Last Cow In The Woods

An old wagon road begins in our apple orchard, drops down into the woods, and parallels our field. Like many old roads, it’s bordered by stonewalls and old sugar maples, and it’s a common thoroughfare for deer and other creatures. It’s also a good site for our family game cameras – just far enough away from the house to justify a walk to the kids, just close enough that we don’t have to carry our younger child home.  

On a recent trip out to switch memory cards, we were excited to discover moose tracks in front of one of the cameras. The prints looked a little odd – unmistakably moose-sized, but a little rounder than they should have been.

Here’s what the camera revealed.

It turns out that our woods have been harboring a town outlaw, a steer that escaped this past August, along with another steer, from a local farm and has been on the lam ever since.

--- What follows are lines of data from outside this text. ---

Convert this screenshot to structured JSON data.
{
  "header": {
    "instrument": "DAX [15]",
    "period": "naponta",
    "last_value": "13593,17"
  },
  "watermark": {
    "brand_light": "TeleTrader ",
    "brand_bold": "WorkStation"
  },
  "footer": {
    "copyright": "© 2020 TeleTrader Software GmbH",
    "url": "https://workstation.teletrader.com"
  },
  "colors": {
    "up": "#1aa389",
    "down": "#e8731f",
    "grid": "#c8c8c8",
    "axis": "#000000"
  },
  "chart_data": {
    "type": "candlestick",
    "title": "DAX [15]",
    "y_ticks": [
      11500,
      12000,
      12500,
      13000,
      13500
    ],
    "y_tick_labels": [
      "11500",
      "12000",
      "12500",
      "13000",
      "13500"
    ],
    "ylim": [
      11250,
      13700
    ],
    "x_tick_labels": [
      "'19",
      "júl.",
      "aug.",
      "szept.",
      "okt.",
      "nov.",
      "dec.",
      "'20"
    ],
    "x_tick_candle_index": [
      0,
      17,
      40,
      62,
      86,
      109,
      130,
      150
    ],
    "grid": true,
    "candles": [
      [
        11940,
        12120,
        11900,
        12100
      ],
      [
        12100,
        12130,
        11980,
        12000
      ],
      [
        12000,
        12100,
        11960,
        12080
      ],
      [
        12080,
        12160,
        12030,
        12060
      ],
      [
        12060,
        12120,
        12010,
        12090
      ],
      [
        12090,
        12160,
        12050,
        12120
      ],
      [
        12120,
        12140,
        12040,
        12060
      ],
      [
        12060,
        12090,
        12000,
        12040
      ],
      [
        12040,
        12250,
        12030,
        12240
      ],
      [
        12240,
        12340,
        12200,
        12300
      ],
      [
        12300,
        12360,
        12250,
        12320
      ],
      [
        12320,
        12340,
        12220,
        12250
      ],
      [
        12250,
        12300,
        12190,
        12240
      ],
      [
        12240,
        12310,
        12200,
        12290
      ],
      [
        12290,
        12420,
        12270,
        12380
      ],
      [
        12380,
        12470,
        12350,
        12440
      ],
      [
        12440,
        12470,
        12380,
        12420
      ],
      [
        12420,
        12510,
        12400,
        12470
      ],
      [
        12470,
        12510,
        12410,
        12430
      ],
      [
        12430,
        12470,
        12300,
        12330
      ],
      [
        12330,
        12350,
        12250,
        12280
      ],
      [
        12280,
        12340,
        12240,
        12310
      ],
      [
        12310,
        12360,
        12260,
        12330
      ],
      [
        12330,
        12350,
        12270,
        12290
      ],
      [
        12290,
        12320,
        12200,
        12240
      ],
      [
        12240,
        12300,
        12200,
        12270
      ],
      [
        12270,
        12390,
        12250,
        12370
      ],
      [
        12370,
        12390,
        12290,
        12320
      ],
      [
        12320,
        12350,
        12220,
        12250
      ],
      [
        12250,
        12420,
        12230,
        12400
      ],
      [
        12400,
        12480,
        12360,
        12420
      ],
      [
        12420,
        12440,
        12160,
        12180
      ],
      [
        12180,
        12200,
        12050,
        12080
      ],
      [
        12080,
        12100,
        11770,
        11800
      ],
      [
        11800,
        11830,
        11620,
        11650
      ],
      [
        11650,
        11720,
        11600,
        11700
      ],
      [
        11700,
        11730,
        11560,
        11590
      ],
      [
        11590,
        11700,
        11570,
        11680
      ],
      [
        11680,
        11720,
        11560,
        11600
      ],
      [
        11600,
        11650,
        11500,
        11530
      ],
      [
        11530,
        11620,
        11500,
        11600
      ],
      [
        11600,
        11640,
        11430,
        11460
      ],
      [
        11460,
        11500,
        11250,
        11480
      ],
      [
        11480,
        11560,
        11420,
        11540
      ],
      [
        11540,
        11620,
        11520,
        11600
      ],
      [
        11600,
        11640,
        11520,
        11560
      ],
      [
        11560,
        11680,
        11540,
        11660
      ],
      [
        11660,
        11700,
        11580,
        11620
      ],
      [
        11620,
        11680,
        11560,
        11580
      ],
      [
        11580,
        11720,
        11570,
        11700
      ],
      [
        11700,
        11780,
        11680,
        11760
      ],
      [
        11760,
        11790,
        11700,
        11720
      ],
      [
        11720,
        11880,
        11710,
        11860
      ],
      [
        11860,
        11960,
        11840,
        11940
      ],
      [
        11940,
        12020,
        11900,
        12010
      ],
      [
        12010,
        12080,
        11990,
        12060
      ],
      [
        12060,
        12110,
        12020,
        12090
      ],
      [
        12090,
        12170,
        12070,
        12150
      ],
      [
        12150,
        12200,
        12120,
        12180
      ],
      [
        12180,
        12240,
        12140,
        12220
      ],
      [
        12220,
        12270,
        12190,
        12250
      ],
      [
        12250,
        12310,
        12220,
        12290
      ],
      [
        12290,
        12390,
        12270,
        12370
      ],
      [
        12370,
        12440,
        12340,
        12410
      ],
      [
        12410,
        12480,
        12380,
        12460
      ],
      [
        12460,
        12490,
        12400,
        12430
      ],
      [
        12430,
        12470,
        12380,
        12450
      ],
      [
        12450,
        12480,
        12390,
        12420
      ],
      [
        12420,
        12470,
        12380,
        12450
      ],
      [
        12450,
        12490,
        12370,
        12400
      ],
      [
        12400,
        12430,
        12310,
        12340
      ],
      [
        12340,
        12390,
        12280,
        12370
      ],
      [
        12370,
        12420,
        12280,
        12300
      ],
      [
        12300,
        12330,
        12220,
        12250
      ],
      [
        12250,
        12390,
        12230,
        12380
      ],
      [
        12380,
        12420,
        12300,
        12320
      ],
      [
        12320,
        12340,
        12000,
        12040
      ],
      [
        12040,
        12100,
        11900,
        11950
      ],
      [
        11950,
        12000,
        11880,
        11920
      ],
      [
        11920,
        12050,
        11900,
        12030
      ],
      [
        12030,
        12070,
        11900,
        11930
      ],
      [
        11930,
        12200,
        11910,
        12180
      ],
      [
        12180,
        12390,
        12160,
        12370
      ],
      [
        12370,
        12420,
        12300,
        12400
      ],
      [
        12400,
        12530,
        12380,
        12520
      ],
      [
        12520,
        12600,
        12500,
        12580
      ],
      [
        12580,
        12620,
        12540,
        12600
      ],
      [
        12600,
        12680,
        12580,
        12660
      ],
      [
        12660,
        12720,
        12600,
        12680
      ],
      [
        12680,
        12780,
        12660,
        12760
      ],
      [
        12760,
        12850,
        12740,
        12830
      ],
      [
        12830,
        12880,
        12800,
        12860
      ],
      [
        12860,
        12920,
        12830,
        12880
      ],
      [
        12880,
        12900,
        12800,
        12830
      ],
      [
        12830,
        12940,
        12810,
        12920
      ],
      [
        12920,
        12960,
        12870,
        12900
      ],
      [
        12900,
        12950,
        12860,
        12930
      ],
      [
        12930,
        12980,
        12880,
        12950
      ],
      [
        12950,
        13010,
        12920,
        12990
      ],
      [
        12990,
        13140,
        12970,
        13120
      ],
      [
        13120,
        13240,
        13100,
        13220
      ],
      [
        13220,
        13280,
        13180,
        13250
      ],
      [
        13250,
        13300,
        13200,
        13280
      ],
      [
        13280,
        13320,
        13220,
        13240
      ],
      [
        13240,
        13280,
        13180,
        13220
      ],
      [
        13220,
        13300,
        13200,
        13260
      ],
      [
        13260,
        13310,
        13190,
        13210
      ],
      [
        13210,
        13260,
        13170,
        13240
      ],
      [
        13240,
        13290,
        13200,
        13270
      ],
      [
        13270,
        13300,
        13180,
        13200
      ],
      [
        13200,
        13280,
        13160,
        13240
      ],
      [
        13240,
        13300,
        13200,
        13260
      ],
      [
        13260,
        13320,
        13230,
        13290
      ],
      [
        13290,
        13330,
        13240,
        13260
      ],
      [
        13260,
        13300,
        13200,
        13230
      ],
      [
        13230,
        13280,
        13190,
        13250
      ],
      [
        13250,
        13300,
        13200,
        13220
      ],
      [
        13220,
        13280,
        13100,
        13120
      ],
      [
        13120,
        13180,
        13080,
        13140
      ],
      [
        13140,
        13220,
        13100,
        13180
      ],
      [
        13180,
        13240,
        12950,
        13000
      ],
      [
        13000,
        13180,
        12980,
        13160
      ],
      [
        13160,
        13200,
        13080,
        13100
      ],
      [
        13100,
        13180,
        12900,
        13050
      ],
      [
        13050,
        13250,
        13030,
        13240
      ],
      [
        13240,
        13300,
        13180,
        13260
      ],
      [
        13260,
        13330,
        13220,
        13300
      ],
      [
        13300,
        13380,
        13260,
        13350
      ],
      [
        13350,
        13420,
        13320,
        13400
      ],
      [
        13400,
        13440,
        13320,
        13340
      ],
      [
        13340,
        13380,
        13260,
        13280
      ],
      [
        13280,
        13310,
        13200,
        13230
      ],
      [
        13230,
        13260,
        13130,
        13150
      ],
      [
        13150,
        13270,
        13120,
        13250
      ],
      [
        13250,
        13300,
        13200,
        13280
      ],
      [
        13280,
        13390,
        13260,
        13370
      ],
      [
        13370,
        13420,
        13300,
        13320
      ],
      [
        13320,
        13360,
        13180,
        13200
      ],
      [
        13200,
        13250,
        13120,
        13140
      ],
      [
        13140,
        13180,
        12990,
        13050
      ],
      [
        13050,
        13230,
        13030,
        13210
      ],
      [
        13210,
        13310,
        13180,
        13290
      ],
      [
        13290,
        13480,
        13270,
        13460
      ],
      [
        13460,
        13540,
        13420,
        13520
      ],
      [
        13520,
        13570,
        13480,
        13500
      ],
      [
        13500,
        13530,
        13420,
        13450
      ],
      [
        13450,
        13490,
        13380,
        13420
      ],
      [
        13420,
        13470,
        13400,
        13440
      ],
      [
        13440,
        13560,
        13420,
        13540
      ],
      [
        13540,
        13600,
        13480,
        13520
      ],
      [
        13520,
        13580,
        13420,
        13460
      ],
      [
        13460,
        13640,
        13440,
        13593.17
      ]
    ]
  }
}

I first learned about this duo from the town’s listserv, in which the police noted the escape, and then in all-points-bulletin fashion gave a description of each animal’s appearance. The thought being, I imagined, that there was a need to distinguish these steers from other forest bovines. “Officer, I’ve found the…oh wait, false alarm. Belted Galloway.”

The not-so-funny part of the story is that the game cam steer’s buddy was killed by a car this autumn (hit and run), and it’s saddening to think of this herd animal out there alone: a 600-pound tan beefalo-angus cross, wandering a forest of snow and no grass. I’ve searched for fresh tracks. No luck.  

One other game camera surprise I’ll mention, although not as recent: until we started monitoring the woods road, I hadn’t considered how stonewalls themselves served as elevated pathways. It makes sense; a stonewall offers a silent route through the woods, and perhaps also offers an advantage for seeing or scenting purposes.

Or maybe the stones just feel nice on the paws. Whatever the reason, check out two favorite images below.

Photo Gallery

  1. Woody Meristem → in Northcentral Pennsylvania
    Feb 17, 2017

    Your photos demonstrate what many of those of us who spend a lot of time on old abandoned farms have observed - that stone walls and stone rows serve as wildlife travelways. Between the prey species (mice and chipmunks) and the fact that the walls are frequently on the ecotone where two different habitats meet it’s no wonder that they’re frequented by many species.